Am Sonntag jährt sich sein Geburtstag zum 200. Mal. Gibt es jetzt einen Streit darum, wer ihn für sich beanspruchen darf?

Es gibt keinen Streit, denn man hat diesen Geburtstag fast zehn Jahre lang vorbereitet. Die Festvorbereitungen haben mit Juschtschenko begonnen, wurden mit Janukowitsch weiter getrieben und enden jetzt mit Jatzenuk – und alle drei gehören anderen Parteien mit ganz unterschiedlichen Richtungen an. Taras Schewtschenko ist für viele immer noch «Unser Schewtschenko» und wird das auch bleiben.

Sie haben seine Texte und sein Leben eingehend studiert: Was würde Taras Schewtschenko selber zur aktuellen Situation in der Ukraine sagen?

Das ist eine schwierige Frage. Er würde sich höchstwahrscheinlich auf die Seite der ukrainischen Patrioten stellen, auf die Seite derjenigen, die für die ukrainische Kultur stehen. Trotz allem glaube ich aber, dass es ihm das Herz zerreissen würde, wenn das Land auseinanderbrechen würde.

Er ist der Nationaldichter der Ukraine. Stassen und Universitäten sind nach ihm benannt. In Westeuropa ist er kaum bekannt. Warum nicht?

Darauf gibt es mehrere Antworten. Eine wichtige scheint mir die sehr stark ausgeprägte ukrainisch-folkloristische Ästhetik zu sein, seine Dichtung ist ein interner, ukrainischer Dialog, von aussen schwer verständlich. Dann existiert im Deutschen für vieles keine adäquate Übersetzung, zumindest keine neuere. Und dann ist es natürlich auch schlicht und einfach so, dass man sich ausserhalb der Ukraine in der Regel wenig fürs Ukrainische interessiert.

Ist nicht einfach auch seine gesellschaftliche Bedeutung grösser als seine literarische?

Das ist eine interessante Frage, Taras Schewtschenko wurde ja ganz wesentlich über seine Themen wahrgenommen.

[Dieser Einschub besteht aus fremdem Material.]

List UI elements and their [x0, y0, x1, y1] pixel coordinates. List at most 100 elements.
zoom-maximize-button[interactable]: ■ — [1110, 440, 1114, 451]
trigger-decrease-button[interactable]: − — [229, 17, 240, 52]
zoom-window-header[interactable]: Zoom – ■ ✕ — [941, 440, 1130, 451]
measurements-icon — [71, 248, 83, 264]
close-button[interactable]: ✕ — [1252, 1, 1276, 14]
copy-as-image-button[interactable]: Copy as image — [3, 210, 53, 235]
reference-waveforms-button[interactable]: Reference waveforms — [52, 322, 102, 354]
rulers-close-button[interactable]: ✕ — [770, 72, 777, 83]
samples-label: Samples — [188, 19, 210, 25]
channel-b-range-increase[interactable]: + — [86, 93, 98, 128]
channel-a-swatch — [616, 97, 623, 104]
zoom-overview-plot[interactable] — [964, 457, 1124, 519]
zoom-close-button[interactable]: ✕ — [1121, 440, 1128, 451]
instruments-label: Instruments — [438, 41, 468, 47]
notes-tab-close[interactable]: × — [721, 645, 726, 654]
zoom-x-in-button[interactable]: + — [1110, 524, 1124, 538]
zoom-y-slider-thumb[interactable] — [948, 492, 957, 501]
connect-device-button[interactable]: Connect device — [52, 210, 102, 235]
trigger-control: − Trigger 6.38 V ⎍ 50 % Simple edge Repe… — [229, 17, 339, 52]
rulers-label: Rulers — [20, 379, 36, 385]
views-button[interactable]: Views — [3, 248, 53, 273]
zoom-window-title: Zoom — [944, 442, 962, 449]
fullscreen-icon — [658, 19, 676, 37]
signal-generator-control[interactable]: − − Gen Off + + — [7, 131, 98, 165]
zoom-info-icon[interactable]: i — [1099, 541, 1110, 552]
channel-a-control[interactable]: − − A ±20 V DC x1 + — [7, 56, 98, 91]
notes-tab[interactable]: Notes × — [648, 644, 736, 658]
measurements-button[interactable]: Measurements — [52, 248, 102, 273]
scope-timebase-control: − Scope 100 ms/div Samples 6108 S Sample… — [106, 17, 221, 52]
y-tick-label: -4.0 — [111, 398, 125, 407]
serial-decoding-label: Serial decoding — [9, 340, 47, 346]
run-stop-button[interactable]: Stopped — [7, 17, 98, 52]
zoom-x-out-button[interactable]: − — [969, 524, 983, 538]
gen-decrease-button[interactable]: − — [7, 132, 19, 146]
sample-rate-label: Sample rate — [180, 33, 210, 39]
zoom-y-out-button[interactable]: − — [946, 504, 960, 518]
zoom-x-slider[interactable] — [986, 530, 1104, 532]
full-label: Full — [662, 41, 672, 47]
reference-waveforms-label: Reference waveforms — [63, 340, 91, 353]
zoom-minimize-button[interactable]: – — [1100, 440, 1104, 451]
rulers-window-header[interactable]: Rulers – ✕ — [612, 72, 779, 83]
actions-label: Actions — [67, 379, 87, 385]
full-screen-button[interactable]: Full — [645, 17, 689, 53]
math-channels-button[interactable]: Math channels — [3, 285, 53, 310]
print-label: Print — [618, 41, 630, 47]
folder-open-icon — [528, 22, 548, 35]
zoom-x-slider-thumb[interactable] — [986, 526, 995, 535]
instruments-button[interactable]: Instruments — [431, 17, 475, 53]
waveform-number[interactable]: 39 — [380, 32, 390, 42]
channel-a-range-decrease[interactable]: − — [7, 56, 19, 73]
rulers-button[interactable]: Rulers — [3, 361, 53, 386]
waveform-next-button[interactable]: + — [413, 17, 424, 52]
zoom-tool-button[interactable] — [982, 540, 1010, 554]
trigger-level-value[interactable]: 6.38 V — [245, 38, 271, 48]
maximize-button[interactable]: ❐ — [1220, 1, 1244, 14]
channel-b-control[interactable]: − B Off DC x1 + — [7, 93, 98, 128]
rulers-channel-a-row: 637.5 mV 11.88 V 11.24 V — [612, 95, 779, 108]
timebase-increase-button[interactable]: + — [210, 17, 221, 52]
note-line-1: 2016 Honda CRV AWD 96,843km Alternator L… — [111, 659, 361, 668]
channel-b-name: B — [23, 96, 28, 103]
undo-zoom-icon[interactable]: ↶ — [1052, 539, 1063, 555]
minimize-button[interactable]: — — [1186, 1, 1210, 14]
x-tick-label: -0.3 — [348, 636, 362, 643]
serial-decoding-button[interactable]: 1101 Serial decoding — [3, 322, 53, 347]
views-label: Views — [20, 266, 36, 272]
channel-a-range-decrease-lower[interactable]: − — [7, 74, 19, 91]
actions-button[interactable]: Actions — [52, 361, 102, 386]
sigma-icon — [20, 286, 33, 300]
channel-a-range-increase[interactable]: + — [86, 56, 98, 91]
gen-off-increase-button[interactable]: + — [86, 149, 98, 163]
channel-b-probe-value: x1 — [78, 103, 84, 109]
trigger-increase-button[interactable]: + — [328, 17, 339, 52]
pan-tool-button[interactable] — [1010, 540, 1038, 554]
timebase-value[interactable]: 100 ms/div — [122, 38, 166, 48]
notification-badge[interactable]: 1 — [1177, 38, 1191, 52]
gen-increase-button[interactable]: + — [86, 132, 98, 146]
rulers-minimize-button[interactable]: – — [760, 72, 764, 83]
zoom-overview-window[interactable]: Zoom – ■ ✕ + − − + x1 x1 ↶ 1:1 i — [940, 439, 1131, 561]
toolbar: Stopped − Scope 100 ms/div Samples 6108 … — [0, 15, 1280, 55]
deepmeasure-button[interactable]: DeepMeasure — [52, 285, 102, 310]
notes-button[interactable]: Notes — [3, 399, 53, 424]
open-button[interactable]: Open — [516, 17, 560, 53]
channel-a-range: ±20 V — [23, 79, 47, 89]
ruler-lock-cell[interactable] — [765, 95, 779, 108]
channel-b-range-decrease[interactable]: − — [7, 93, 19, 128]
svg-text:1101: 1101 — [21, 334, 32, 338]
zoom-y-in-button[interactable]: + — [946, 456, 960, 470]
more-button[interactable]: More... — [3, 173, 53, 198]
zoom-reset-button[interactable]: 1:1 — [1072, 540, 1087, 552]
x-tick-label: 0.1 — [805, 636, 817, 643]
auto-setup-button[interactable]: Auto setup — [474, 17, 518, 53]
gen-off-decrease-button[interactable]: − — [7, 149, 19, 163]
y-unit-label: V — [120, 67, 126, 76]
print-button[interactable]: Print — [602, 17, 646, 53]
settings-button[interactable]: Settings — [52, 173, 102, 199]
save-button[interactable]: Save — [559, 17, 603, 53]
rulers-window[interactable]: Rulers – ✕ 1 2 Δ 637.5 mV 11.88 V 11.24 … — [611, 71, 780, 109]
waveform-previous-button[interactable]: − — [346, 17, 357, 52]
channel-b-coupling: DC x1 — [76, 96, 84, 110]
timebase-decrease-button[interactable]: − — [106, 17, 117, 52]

Schewtschenko ist der revolutionäre Dichter, Schewtschenko ist der Freiheitsdichter, Schewtschenko ist der anti-russische Dichter: Er wird ganz wesentlich als historische Figur wahrgenommen. Er ist ein Held, bei dem sich faktisches und fiktives immer wieder überschneiden. Die Ästhetik seiner Texte tritt damit sehr stark in den Hintergrund. Was natürlich auch wieder ein Grund ist, weshalb man ihn ausserhalb der Ukraine nicht mit demselben Interesse liesst.